Best Practices in Prototyping

Model the Impact to the Business Process

Similar to the advanced warning problem related above, prototyping teams must be mindful of the day-to-day impact their models have on the business. A customer relationship manager may only have time to call on five customers per day. But if the model requires them to call on an average 15 per day to reduce the risk of customer attrition, the business cannot act on the model’s recommendations without adopting fundamental changes that may not be easy to implement.

We recommend evaluating models to understand the case load of alerts that may be generated – again, using a replay of history to simulate a real-world scenario.

In Figure 34, shown in the previous section, it may appear at first glance that there are only four alerts that correspond to the four failures predicted. In reality, though, we have to take into account the time-based nature of the predictions. If the model is generating results daily, then the actual number of daily alerts could easily total 40 (10x the number of predicted failures). If the model is generating results hourly, we could be looking at 2,400 alerts!

There may be multiple solutions to the problem:

  • Use software post-processing to generate new alerts only when risk scores exceed thresholds for the first time
  • Evaluate scores at an interval that is compatible with business operations
  • Improve the model further before promoting it to production

Regardless of the final solution, it is important to think about the end users and what the model will (or should) require of them and to do so during the prototyping phase.

It’s also critical to design the AI/ML-enabled business process appropriately to ensure value capture and the organizational buy-in that will be required to support any necessary change management. AI/ML techniques enable fundamental business transformation. Algorithms ideally should be designed – within the constraints of feasibility – to simplify business process transitions while maximizing value capture.

Part of redesigning the business process could include designing an office review process in which trained analysts evaluate algorithm results and formally adjudicate cases for promotion to others within the organization. These analyst roles may not exist prior to the AI/ML transformation but are central to the fully AI/ML-enabled organization.

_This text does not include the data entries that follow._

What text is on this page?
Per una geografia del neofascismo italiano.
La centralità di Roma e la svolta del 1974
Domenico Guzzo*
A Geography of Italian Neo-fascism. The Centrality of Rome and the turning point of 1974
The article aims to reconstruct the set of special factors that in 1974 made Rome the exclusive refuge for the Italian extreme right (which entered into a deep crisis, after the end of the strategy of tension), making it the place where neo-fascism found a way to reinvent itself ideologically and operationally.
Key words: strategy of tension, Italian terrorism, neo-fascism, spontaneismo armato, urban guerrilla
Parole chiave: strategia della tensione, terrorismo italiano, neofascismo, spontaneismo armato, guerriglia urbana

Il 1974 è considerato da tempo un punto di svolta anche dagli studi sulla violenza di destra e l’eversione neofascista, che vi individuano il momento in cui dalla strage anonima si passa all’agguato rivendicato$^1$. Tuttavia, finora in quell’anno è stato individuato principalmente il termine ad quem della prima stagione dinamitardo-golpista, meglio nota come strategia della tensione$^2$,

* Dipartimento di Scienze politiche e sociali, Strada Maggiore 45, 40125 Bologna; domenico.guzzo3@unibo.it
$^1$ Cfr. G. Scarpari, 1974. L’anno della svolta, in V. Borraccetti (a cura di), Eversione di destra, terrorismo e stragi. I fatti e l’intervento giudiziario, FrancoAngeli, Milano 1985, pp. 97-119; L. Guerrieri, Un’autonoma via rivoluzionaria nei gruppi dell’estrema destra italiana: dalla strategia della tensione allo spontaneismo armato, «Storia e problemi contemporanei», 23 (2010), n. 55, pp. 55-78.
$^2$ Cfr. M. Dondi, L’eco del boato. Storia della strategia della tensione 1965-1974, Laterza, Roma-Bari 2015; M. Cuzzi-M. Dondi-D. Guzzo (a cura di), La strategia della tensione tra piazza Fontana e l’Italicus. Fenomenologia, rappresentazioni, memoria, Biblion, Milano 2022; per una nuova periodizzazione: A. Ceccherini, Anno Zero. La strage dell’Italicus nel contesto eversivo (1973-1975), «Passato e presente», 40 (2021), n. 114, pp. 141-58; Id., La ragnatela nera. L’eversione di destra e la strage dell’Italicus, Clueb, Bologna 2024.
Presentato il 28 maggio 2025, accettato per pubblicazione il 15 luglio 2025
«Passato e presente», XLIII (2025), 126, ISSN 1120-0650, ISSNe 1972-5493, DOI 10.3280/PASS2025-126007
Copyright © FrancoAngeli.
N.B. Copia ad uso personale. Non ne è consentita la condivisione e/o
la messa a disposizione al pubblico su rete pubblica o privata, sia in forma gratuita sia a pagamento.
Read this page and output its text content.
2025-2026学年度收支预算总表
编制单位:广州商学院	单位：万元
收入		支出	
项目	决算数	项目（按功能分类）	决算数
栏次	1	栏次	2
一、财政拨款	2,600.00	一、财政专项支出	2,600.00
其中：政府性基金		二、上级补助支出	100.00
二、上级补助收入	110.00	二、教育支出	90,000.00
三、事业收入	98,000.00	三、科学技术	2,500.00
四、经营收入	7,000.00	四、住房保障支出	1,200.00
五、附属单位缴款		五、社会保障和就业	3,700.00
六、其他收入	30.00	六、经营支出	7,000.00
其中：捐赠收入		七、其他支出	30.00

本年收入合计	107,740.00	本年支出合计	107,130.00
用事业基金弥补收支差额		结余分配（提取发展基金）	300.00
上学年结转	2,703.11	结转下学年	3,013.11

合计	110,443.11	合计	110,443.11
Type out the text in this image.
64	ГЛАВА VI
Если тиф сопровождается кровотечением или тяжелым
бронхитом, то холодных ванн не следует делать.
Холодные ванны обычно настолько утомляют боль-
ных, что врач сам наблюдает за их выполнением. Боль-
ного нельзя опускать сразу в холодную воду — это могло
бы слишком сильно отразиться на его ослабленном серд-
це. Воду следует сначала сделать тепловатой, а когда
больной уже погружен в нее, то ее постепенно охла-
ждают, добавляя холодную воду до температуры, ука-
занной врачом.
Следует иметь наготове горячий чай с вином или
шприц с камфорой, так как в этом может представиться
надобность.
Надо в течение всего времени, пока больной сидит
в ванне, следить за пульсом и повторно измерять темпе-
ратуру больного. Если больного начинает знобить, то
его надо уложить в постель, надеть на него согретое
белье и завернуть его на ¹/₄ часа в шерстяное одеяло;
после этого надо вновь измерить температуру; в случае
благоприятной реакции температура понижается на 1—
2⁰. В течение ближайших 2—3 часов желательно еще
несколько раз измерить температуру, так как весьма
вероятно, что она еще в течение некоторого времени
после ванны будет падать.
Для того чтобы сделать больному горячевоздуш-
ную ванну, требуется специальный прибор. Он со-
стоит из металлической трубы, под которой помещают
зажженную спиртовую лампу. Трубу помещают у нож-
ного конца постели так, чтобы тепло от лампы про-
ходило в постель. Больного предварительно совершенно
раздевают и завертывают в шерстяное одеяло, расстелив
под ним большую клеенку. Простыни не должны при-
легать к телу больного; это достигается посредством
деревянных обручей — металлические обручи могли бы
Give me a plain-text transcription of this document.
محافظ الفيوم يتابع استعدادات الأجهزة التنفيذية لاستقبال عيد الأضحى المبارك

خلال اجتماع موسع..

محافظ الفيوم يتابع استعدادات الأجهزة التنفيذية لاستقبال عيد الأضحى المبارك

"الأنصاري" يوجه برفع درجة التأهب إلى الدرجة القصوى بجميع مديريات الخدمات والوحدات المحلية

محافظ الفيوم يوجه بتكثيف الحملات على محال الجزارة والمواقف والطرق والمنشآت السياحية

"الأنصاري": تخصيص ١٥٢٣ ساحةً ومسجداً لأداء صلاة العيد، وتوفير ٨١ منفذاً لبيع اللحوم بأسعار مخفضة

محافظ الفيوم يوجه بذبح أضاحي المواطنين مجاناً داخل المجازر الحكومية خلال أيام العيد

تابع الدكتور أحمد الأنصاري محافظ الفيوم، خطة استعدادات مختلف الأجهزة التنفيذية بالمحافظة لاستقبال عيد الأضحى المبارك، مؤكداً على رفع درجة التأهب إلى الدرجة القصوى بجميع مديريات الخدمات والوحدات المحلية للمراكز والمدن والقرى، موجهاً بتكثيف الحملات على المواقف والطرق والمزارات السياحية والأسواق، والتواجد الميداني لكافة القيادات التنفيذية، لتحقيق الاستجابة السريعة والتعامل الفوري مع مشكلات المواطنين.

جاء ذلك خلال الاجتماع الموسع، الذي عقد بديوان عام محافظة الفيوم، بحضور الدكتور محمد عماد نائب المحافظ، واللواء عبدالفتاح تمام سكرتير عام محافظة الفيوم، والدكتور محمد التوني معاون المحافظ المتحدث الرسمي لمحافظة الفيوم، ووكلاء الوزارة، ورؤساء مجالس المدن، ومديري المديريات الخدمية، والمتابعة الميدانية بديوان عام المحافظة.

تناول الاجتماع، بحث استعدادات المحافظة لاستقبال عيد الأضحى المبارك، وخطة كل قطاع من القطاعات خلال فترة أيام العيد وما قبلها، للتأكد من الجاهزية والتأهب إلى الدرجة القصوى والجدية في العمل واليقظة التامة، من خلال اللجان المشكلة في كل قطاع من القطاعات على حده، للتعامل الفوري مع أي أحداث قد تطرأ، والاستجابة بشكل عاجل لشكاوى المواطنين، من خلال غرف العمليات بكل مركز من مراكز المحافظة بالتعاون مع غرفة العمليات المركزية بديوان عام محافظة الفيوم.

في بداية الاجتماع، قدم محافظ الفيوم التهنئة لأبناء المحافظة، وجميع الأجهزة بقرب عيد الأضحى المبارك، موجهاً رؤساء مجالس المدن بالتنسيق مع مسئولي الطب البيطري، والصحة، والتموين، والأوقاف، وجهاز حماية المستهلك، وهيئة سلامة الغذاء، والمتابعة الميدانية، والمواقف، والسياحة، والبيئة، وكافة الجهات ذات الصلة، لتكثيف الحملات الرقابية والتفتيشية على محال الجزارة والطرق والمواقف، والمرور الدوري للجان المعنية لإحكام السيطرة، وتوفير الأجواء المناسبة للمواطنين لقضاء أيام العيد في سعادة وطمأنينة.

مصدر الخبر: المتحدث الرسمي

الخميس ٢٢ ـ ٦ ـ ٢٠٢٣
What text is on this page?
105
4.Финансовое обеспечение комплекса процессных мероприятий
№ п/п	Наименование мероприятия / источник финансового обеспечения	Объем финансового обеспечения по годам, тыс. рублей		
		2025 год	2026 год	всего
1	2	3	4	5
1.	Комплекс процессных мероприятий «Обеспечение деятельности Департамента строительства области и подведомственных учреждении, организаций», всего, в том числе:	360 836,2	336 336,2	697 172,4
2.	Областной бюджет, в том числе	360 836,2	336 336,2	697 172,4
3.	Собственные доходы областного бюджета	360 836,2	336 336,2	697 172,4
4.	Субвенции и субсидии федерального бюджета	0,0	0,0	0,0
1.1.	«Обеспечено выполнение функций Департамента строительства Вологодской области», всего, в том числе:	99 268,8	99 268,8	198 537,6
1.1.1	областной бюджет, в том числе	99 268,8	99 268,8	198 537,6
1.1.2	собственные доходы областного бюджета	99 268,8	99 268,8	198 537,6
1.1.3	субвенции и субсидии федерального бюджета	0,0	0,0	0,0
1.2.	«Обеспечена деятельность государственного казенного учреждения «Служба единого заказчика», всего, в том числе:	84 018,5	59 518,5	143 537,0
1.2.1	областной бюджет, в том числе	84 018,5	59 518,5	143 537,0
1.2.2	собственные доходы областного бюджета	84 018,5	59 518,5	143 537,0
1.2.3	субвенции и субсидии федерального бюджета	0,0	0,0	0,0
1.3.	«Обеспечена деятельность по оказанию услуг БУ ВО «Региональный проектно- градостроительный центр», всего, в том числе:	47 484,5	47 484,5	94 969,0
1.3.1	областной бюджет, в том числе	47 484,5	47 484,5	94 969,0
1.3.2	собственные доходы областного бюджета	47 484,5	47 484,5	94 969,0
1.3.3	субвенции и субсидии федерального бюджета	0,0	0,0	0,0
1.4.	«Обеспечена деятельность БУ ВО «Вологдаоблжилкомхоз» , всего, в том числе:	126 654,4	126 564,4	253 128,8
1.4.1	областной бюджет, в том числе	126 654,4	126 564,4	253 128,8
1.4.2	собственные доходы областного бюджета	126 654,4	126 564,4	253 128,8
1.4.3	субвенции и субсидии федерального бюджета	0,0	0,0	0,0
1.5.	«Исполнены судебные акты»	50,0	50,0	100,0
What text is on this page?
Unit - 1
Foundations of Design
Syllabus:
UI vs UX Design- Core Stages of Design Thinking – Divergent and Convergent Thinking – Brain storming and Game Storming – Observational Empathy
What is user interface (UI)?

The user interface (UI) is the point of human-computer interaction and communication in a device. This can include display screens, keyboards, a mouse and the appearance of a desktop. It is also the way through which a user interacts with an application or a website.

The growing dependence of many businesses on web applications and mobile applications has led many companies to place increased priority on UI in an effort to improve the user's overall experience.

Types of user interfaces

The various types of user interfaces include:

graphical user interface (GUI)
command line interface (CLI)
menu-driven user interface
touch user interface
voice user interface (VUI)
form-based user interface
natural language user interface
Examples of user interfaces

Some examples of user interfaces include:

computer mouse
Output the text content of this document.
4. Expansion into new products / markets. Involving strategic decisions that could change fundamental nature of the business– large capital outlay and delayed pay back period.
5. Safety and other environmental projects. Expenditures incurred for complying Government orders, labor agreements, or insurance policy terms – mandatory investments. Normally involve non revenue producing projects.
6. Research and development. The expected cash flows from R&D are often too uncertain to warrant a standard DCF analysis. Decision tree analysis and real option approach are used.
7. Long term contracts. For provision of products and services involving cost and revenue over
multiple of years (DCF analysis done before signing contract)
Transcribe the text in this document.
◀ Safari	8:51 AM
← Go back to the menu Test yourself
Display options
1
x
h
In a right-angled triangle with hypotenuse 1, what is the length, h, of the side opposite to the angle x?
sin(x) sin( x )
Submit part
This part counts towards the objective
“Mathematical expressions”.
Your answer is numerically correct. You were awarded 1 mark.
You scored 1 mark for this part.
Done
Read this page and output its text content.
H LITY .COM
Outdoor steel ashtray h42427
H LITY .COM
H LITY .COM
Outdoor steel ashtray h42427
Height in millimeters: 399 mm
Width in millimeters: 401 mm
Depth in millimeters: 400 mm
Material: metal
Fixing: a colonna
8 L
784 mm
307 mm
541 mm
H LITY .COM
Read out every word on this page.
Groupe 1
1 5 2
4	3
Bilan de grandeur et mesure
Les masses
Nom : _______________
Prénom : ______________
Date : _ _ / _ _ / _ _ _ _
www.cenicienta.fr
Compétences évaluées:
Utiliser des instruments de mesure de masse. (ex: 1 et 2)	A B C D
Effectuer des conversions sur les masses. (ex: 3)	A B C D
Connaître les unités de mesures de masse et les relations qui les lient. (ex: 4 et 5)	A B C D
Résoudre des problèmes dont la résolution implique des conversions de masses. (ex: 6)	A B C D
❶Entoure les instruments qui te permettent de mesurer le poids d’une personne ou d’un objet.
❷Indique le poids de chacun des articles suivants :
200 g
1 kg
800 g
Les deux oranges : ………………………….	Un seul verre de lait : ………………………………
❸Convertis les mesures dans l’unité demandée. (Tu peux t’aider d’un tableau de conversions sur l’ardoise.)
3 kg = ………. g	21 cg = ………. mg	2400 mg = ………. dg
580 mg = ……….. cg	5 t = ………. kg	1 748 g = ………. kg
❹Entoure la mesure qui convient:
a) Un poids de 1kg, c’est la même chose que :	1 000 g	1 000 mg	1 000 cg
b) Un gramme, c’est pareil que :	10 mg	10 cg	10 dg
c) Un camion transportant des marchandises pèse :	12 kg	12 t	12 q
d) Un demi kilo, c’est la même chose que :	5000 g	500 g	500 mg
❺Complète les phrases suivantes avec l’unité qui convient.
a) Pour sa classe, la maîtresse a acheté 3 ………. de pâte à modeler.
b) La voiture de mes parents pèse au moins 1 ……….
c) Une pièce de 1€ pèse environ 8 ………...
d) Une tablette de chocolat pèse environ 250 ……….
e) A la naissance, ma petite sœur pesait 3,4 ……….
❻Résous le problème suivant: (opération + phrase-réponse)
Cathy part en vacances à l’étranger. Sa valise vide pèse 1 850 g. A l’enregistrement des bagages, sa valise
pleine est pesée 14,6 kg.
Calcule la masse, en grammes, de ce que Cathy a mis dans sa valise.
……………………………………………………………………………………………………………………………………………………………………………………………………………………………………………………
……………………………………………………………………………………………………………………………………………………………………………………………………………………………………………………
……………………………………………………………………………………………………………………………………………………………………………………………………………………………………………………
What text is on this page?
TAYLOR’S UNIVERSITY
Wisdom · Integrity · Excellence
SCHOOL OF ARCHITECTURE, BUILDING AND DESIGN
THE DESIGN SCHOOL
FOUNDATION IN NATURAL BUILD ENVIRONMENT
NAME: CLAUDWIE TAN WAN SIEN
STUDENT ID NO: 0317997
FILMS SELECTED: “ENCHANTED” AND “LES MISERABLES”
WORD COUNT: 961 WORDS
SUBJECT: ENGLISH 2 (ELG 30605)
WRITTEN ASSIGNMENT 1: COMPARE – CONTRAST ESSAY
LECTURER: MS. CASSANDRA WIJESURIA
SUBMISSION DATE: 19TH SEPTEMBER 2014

Building on the previous customer attrition example, a financial institution could deploy AI/ML-enabled applications for customer attrition prediction to be used by a team of central office analysts. These analysts could review risk scores, examine evidence packages, affirm or reject algorithm recommendations, and capture valuable feedback for data scientists.

After a thorough review, analysts could then promote selected cases to customer relationship representatives who could interact with clients to reduce customer churn, improve customer satisfaction, and capture value for the financial institution.

This type of multi-tier business process is just one example of how to design an AI/ML-enabled organizational process. Other examples could include direct dispatch of cases to field representatives, support of remote monitoring/engineering functions, or automated control/application of results in certain cases – and those are just a start.

The principal requirement is a detailed business process evaluation at the time of algorithm prototyping. The business process should guide algorithm design, including how algorithm performance is evaluated, how often the algorithm is run, what business value can be captured, and the number of cases, thresholds, setpoints, precision/recall tradeoffs, and model retraining paradigms.